Sunday, February 11, 2018
Jordyn Dumont: 911 Call Repost
3 year old Jordyn Dumont died, according to the autopsy, of blunt
force trauma. William Joseph McCullen was arrested 1 day after
making this call.
Although the call is short, it is useful.
The analysis is of an emergency call in which the caller's words
are placed into a category of expectation:
We expect the caller to facilitate the flow of information in order to
located the "missing" child.
Let's listen to his words:
Operator: 911 where is your emergency?
Caller: "Yes ma'am . My oldest daughter, I was taking a nap, I just
woke up & I can't find her anywhere."
The question is "Where is your emergency?" which speaks to
Callers in distress may or may not answer this immediately. Those
who do not skip the question about location and go right into
the priority: Missing child.
Where one begins is to show priority.
What does this short, one statement response tell us?
Listen to what he tells you.
Consider what he has told us and what his priorities are:
1. "Yes, ma'am" begins with politeness. Politeness in a dire
emergency is not what we "expect", formally, as we measure our
against what is given to us. To be polite is "ingratiating" oneself
to whom? To authorities.
2. The location is not given.
This, itself, cannot become a conclusion as some callers will
prioritize without listening: let me tell you what is first and
foremost on my mind: my missing daughter! We flag this as
'avoidance' but, in context of a missing child, we do not give it
a very high or weighty importance to it. It could be argued that he
is so concentrated on his daughter, that he skipped this information. We still, however, flag the question about location as "sensitive" because he did not answer the question.
3. "My oldest daughter" tells us
a. the daughter is his ("my") giving relationship.
b. he has at least another daughter
c. the other daughter (s) is younger
But here, he stops himself. This is "self-censoring" and is an
indication that he is not only beginning this call with the need
to be seen as favorably by the police (ingratiating) but he is
withholding (even suppressing) critical information in the context
of a missing child.
d. His oldest daughter does not have a name. Although the possessive pronoun is here, her name is not. This is his initial call to the police and they do not know who she is.

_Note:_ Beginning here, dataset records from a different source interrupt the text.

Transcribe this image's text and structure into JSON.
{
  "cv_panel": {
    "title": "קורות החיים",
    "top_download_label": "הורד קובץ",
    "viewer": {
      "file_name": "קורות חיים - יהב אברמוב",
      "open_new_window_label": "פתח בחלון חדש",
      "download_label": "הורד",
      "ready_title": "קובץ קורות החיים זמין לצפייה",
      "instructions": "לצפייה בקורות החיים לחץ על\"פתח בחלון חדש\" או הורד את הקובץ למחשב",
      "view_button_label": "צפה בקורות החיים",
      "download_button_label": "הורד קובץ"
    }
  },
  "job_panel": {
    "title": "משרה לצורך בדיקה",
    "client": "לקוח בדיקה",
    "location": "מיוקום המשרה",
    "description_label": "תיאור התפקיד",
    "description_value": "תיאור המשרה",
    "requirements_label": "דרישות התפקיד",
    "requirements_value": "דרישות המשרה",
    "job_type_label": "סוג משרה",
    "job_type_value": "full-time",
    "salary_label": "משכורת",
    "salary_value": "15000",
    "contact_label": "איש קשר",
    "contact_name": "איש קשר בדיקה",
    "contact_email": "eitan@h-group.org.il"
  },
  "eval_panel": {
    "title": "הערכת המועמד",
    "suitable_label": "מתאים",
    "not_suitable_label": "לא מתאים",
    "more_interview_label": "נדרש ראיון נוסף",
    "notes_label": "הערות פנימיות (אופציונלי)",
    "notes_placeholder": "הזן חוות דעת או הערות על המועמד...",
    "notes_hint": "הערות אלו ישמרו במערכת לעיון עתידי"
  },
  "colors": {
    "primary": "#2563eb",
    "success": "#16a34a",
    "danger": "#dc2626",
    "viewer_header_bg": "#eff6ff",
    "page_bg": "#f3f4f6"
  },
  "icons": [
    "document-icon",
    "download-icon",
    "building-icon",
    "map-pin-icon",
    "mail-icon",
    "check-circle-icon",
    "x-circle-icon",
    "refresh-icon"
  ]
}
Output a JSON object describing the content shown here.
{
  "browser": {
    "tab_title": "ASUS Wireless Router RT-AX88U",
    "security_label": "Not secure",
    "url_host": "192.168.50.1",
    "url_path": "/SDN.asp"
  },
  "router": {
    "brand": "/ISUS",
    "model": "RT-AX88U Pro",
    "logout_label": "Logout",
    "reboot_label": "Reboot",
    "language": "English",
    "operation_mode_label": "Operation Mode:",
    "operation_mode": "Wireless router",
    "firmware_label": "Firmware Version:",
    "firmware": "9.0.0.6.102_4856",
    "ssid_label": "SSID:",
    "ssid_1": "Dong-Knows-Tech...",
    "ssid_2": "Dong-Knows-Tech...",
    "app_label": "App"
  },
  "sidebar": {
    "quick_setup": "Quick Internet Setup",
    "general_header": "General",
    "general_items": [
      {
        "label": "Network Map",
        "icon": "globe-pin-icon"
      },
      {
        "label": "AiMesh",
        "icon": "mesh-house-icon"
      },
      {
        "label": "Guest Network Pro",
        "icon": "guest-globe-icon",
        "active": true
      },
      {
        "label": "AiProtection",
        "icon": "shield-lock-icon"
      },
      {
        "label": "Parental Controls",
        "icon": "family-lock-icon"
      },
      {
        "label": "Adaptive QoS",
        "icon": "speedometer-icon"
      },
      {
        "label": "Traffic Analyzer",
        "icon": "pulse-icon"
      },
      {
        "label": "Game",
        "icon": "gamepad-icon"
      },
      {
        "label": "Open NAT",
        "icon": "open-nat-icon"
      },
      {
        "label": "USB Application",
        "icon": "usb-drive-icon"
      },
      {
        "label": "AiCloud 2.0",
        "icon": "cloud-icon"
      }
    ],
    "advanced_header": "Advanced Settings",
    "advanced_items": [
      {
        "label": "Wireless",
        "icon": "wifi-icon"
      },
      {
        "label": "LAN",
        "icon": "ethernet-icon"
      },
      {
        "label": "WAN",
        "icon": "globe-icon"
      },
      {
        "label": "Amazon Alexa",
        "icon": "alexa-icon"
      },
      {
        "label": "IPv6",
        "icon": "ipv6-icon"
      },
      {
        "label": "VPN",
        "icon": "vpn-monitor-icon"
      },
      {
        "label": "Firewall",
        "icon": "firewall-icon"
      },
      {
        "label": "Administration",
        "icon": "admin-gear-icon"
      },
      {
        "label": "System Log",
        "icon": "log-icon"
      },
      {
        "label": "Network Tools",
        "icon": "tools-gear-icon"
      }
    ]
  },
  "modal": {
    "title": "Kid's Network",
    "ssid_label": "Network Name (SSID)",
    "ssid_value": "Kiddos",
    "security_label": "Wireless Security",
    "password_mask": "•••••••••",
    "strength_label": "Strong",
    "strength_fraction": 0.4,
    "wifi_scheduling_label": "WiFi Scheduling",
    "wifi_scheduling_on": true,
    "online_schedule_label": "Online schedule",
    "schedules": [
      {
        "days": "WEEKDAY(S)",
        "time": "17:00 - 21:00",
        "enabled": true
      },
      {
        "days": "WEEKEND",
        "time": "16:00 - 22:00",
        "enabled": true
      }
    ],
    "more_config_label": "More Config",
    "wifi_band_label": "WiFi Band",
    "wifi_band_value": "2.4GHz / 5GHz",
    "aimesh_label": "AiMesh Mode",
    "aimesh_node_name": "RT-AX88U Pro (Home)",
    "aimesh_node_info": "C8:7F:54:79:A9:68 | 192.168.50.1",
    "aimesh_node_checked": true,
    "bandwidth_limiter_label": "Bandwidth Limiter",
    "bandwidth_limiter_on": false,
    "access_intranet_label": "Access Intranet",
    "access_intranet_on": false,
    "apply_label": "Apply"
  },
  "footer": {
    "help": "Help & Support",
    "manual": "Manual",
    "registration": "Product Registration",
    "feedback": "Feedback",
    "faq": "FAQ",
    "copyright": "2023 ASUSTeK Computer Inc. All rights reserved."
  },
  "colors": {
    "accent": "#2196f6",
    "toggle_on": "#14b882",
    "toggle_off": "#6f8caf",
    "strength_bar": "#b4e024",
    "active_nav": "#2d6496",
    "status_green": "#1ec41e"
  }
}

4. "I was taking a nap" is to supplant "my daughter" from the
priority of the call.
"I" is now before the concern for the child.
5. "...taking a nap" is akin to not only shifting priority and attention
away from child and towards self, it suggests alibi building.
Whatever happened to her, you can't think I did it because I was
taking a nap. This priority is seen in that he chooses to yield this
information before he reports about Jordyn.
6. "I just woke up" is unnecessary information. If he was napping
he was asleep.
Unnecessary information is very important for us and he now gives
us the question:
"If you were not asleep, what were you doing?"
We might not have thought to ask him what he was doing had he himself not provoked this question. This is what deceptive people often do: they think they are pre-empting questions when they are, in fact, teaching us what questions need to be asked.
This caller has a need to convince ("need to persuade") police that he was asleep, suggesting that he was not asleep. He has a need, as an alibi, to convince them that he could not be responsible because he was taking a nap. With this additional and unnecessary information, he is said to likely be doing something other than taking a nap.
He literally plants the seed of doubt, himself, into the audience.
7. "I can't find her anywhere."
Since he cannot find her "anywhere", she cannot be found. Since she cannot be found "anywhere", why bother to search for her? This is not a desperate father wanting his daughter found.
His priority comes from his words:
1. That you, the police, view me, the father, in a positive light.
2. That you, the police, understand, I have to withhold information from you. (self censoring)
3. That you, the police know that whatever it is you find out, it wasn't me that caused it because I was napping.
4. That you, the police, if you doubt I was napping, you must understand that I had to be napping because I just woke up.
5. Since I just woke up, I have not wasted any time.
(Analysts: this is, in a sense, a black hole or temporal lacunae of time passing by that he jumps over).
6. That a child is missing is only 6th in my priority. It is very low in importance. This is why we do not necessarily flag someone who answers/does not answer the location question. Some innocent callers have the wherewithal to give the location immediately yet will not break off the statement and go right to the missing child.
7. that you, police understand that I am a 'good guy' who wasted no time and have looked for her everywhere. This is the "Ingratiating" factor.
We saw this with DeOrr Kunz who lavishly praised authorities for not finding his son.